Once the dose is stabilized over the first week or so and cravings are controlled without significant side effects, you move into the maintenance phase with your set daily dose.
Monthly Injection as an Alternative
If taking a daily medication feels burdensome or if adherence is a challenge, there’s a long-acting injection called Sublocade that delivers buprenorphine continuously for a month. It’s given as a shot under the skin of the abdomen once every 30 days, with at least 26 days between doses. The typical schedule is a higher dose (300 mg) for the first two months, followed by a lower maintenance dose (100 mg) monthly.
You need to be stable on sublingual buprenorphine (at a dose of 8 to 24 mg per day) for at least seven days before switching to the injection. For patients on the maintenance dose who need flexibility, such as extended travel, a single higher-dose injection can cover a two-month window before resuming the regular monthly schedule.
What Happens When You Taper Off
If you and your provider eventually decide to taper off Suboxone, the frequency of dosing stays the same at first. The standard approach is to reduce the dose by 10% to 25% every one to three weeks while keeping the same daily schedule. Maintaining a consistent interval between doses is important because it keeps medication levels steady and minimizes withdrawal symptoms during the taper.
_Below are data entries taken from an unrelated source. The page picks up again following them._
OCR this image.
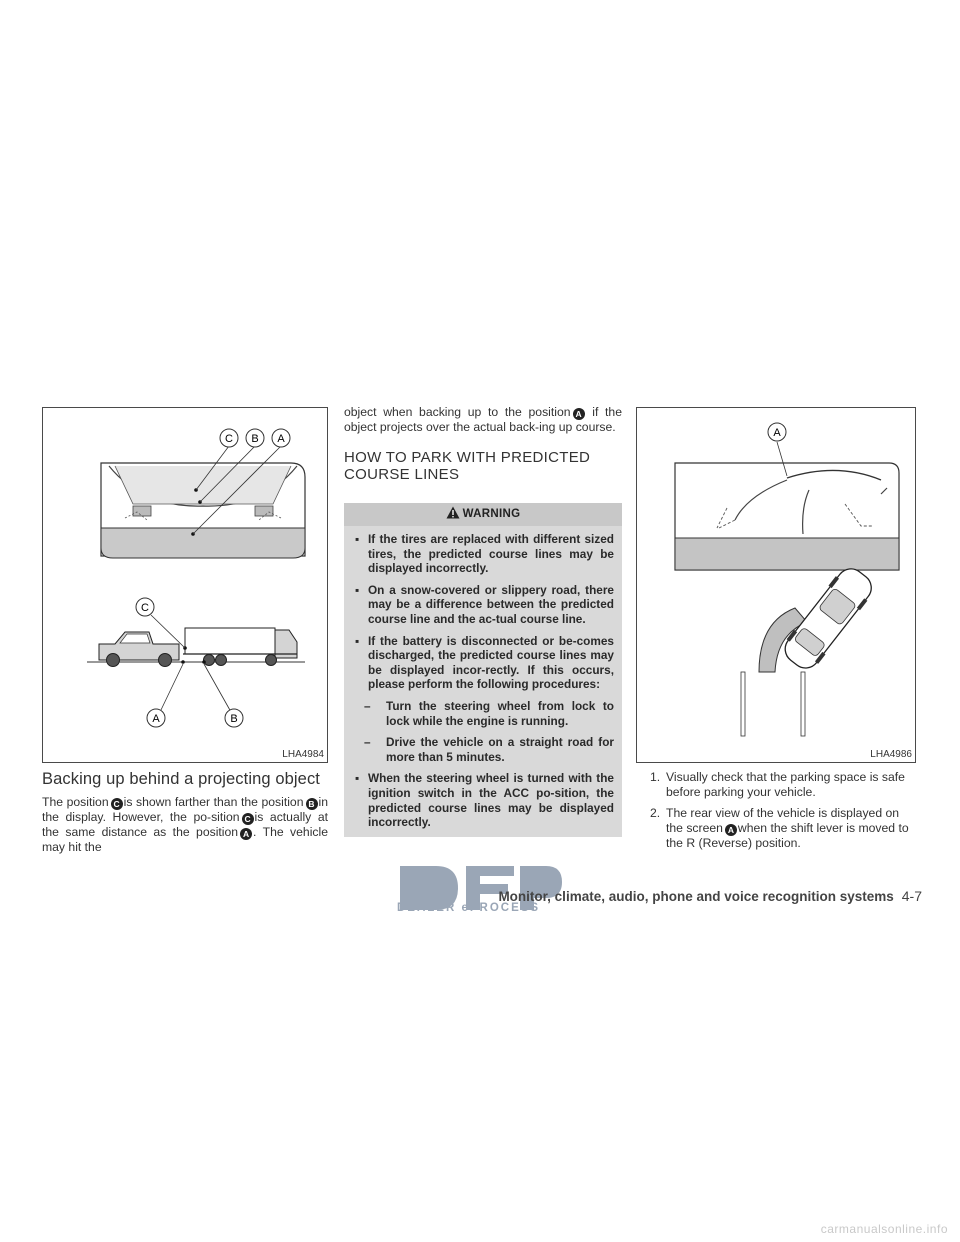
C B A
C
A	B
LHA4984
Backing up behind a projecting object

The position C is shown farther than the position B in the display. However, the po-sition C is actually at the same distance as the position A . The vehicle may hit the

object when backing up to the position A if the object projects over the actual back-ing up course.

HOW TO PARK WITH PREDICTED COURSE LINES
WARNING
▪ If the tires are replaced with different sized tires, the predicted course lines may be displayed incorrectly.
▪ On a snow-covered or slippery road, there may be a difference between the predicted course line and the ac-tual course line.
▪ If the battery is disconnected or be-comes discharged, the predicted course lines may be displayed incor-rectly. If this occurs, please perform the following procedures:
– Turn the steering wheel from lock to lock while the engine is running.
– Drive the vehicle on a straight road for more than 5 minutes.
▪ When the steering wheel is turned with the ignition switch in the ACC po-sition, the predicted course lines may be displayed incorrectly.
A
LHA4986
1. Visually check that the parking space is safe before parking your vehicle.
2. The rear view of the vehicle is displayed on the screen A when the shift lever is moved to the R (Reverse) position.
DEALER ePROCESS
Monitor, climate, audio, phone and voice recognition systems 4-7
carmanualsonline.info
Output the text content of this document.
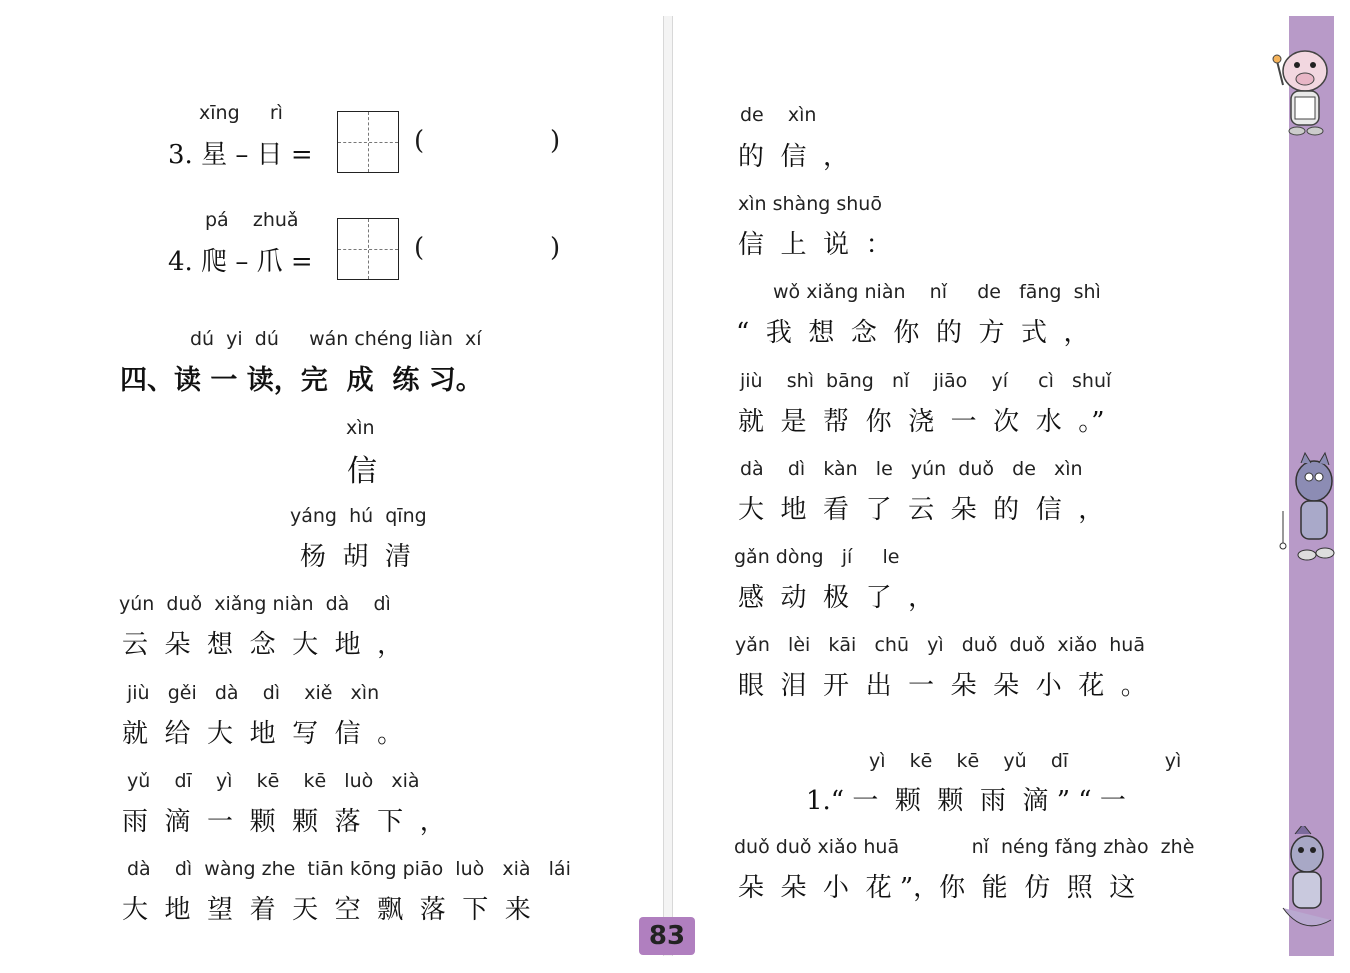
xīng     rì
3. 星 – 日 =	(	)
pá    zhuǎ
4. 爬 – 爪 =	(	)
dú  yi  dú     wán chéng liàn  xí
四、读 一 读，完  成  练 习。
xìn
信
yáng  hú  qīng
杨  胡  清
yún  duǒ  xiǎng niàn  dà    dì
云  朵  想  念  大  地  ，
jiù   gěi   dà    dì    xiě   xìn
就  给  大  地  写  信  。
yǔ    dī    yì    kē    kē   luò   xià
雨  滴  一  颗  颗  落  下  ，
dà    dì  wàng zhe  tiān kōng piāo  luò   xià   lái
大  地  望  着  天  空  飘  落  下  来
83
de    xìn
的  信  ，
xìn shàng shuō
信  上  说  ：
wǒ xiǎng niàn    nǐ     de   fāng  shì
“  我  想  念  你  的  方  式  ，
jiù    shì  bāng   nǐ    jiāo    yí     cì   shuǐ
就  是  帮  你  浇  一  次  水  。”
dà    dì   kàn   le   yún  duǒ   de   xìn
大  地  看  了  云  朵  的  信  ，
gǎn dòng   jí     le
感  动  极  了  ，
yǎn   lèi   kāi   chū   yì   duǒ  duǒ  xiǎo  huā
眼  泪  开  出  一  朵  朵  小  花  。
yì    kē    kē    yǔ    dī                yì
1.“ 一  颗  颗  雨  滴 ” “ 一
duǒ duǒ xiǎo huā            nǐ  néng fǎng zhào  zhè
朵  朵  小  花 ”，你  能  仿  照  这
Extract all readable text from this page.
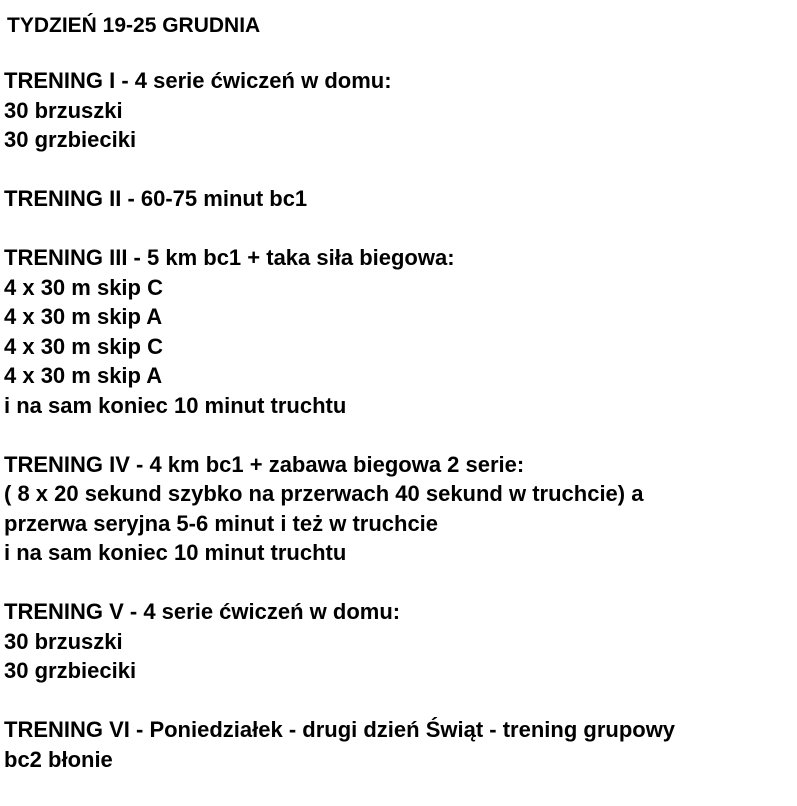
TYDZIEŃ 19-25 GRUDNIA
TRENING I - 4 serie ćwiczeń w domu:
30 brzuszki
30 grzbieciki
TRENING II - 60-75 minut bc1
TRENING III - 5 km bc1 + taka siła biegowa:
4 x 30 m skip C
4 x 30 m skip A
4 x 30 m skip C
4 x 30 m skip A
i na sam koniec 10 minut truchtu
TRENING IV - 4 km bc1 + zabawa biegowa 2 serie:
( 8 x 20 sekund szybko na przerwach 40 sekund w truchcie) a
przerwa seryjna 5-6 minut i też w truchcie
i na sam koniec 10 minut truchtu
TRENING V - 4 serie ćwiczeń w domu:
30 brzuszki
30 grzbieciki
TRENING VI - Poniedziałek - drugi dzień Świąt - trening grupowy
bc2 błonie
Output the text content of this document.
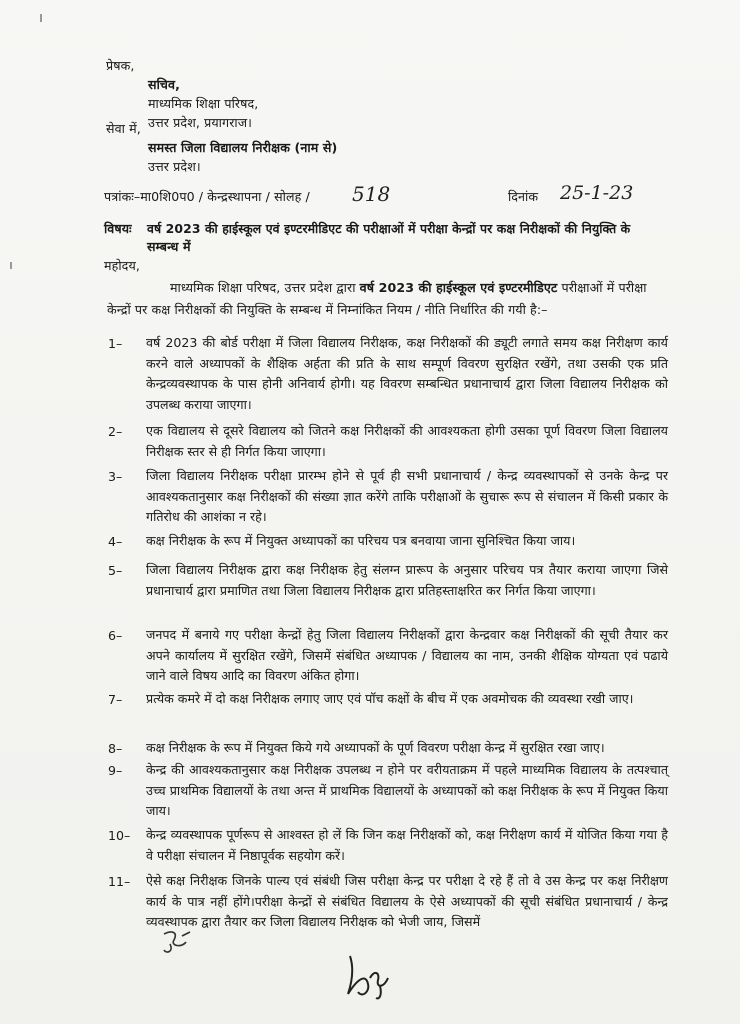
प्रेषक,
सचिव,
माध्यमिक शिक्षा परिषद,
उत्तर प्रदेश, प्रयागराज।
सेवा में,
समस्त जिला विद्यालय निरीक्षक (नाम से)
उत्तर प्रदेश।
पत्रांकः–मा0शि0प0 / केन्द्रस्थापना / सोलह / 518	दिनांक 25-1-23
विषयः वर्ष 2023 की हाईस्कूल एवं इण्टरमीडिएट की परीक्षाओं में परीक्षा केन्द्रों पर कक्ष निरीक्षकों की नियुक्ति के
सम्बन्ध में
महोदय,
माध्यमिक शिक्षा परिषद, उत्तर प्रदेश द्वारा वर्ष 2023 की हाईस्कूल एवं इण्टरमीडिएट परीक्षाओं में परीक्षा
केन्द्रों पर कक्ष निरीक्षकों की नियुक्ति के सम्बन्ध में निम्नांकित नियम / नीति निर्धारित की गयी है:–
1– वर्ष 2023 की बोर्ड परीक्षा में जिला विद्यालय निरीक्षक, कक्ष निरीक्षकों की ड्यूटी लगाते समय कक्ष निरीक्षण कार्य करने वाले अध्यापकों के शैक्षिक अर्हता की प्रति के साथ सम्पूर्ण विवरण सुरक्षित रखेंगे, तथा उसकी एक प्रति केन्द्रव्यवस्थापक के पास होनी अनिवार्य होगी। यह विवरण सम्बन्धित प्रधानाचार्य द्वारा जिला विद्यालय निरीक्षक को उपलब्ध कराया जाएगा।
2– एक विद्यालय से दूसरे विद्यालय को जितने कक्ष निरीक्षकों की आवश्यकता होगी उसका पूर्ण विवरण जिला विद्यालय निरीक्षक स्तर से ही निर्गत किया जाएगा।
3– जिला विद्यालय निरीक्षक परीक्षा प्रारम्भ होने से पूर्व ही सभी प्रधानाचार्य / केन्द्र व्यवस्थापकों से उनके केन्द्र पर आवश्यकतानुसार कक्ष निरीक्षकों की संख्या ज्ञात करेंगे ताकि परीक्षाओं के सुचारू रूप से संचालन में किसी प्रकार के गतिरोध की आशंका न रहे।
4– कक्ष निरीक्षक के रूप में नियुक्त अध्यापकों का परिचय पत्र बनवाया जाना सुनिश्चित किया जाय।
5– जिला विद्यालय निरीक्षक द्वारा कक्ष निरीक्षक हेतु संलग्न प्रारूप के अनुसार परिचय पत्र तैयार कराया जाएगा जिसे प्रधानाचार्य द्वारा प्रमाणित तथा जिला विद्यालय निरीक्षक द्वारा प्रतिहस्ताक्षरित कर निर्गत किया जाएगा।
6– जनपद में बनाये गए परीक्षा केन्द्रों हेतु जिला विद्यालय निरीक्षकों द्वारा केन्द्रवार कक्ष निरीक्षकों की सूची तैयार कर अपने कार्यालय में सुरक्षित रखेंगे, जिसमें संबंधित अध्यापक / विद्यालय का नाम, उनकी शैक्षिक योग्यता एवं पढाये जाने वाले विषय आदि का विवरण अंकित होगा।
7– प्रत्येक कमरे में दो कक्ष निरीक्षक लगाए जाए एवं पॉच कक्षों के बीच में एक अवमोचक की व्यवस्था रखी जाए।
8– कक्ष निरीक्षक के रूप में नियुक्त किये गये अध्यापकों के पूर्ण विवरण परीक्षा केन्द्र में सुरक्षित रखा जाए।
9– केन्द्र की आवश्यकतानुसार कक्ष निरीक्षक उपलब्ध न होने पर वरीयताक्रम में पहले माध्यमिक विद्यालय के तत्पश्चात् उच्च प्राथमिक विद्यालयों के तथा अन्त में प्राथमिक विद्यालयों के अध्यापकों को कक्ष निरीक्षक के रूप में नियुक्त किया जाय।
10– केन्द्र व्यवस्थापक पूर्णरूप से आश्वस्त हो लें कि जिन कक्ष निरीक्षकों को, कक्ष निरीक्षण कार्य में योजित किया गया है वे परीक्षा संचालन में निष्ठापूर्वक सहयोग करें।
11– ऐसे कक्ष निरीक्षक जिनके पाल्य एवं संबंधी जिस परीक्षा केन्द्र पर परीक्षा दे रहे हैं तो वे उस केन्द्र पर कक्ष निरीक्षण कार्य के पात्र नहीं होंगे।परीक्षा केन्द्रों से संबंधित विद्यालय के ऐसे अध्यापकों की सूची संबंधित प्रधानाचार्य / केन्द्र व्यवस्थापक द्वारा तैयार कर जिला विद्यालय निरीक्षक को भेजी जाय, जिसमें
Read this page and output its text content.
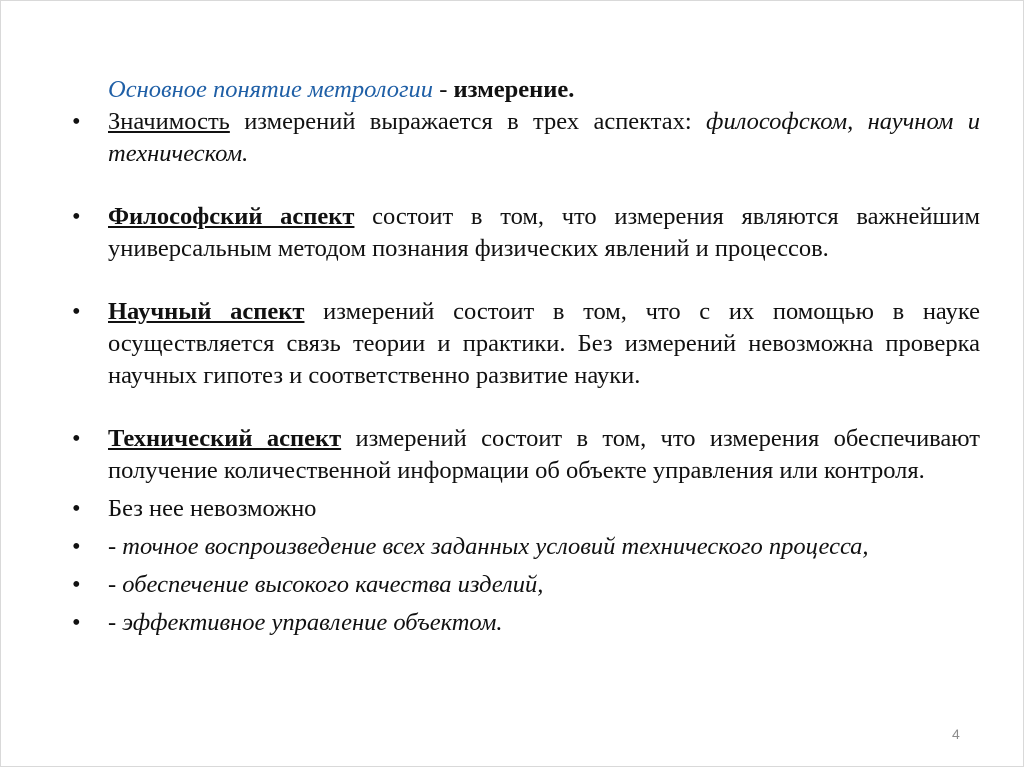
Основное понятие метрологии - измерение.
•	Значимость измерений выражается в трех аспектах: философском, научном и техническом.
•	Философский аспект состоит в том, что измерения являются важнейшим универсальным методом познания физических явлений и процессов.
•	Научный аспект измерений состоит в том, что с их помощью в науке осуществляется связь теории и практики. Без измерений невозможна проверка научных гипотез и соответственно развитие науки.
•	Технический аспект измерений состоит в том, что измерения обеспечивают получение количественной информации об объекте управления или контроля.
•	Без нее невозможно
•	- точное воспроизведение всех заданных условий технического процесса,
•	- обеспечение высокого качества изделий,
•	- эффективное управление объектом.
4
Only once you’ve reached the lowest available dose does the interval between doses start to stretch. At that point, your provider may have you skip doses or take them every other day, typically dropping the daytime dose first and keeping the nighttime dose as the last one before stopping completely. A slow, gradual taper is far more comfortable than stopping abruptly, and many people stay on maintenance therapy for years because it remains effective and the risks of tapering too soon outweigh the benefits.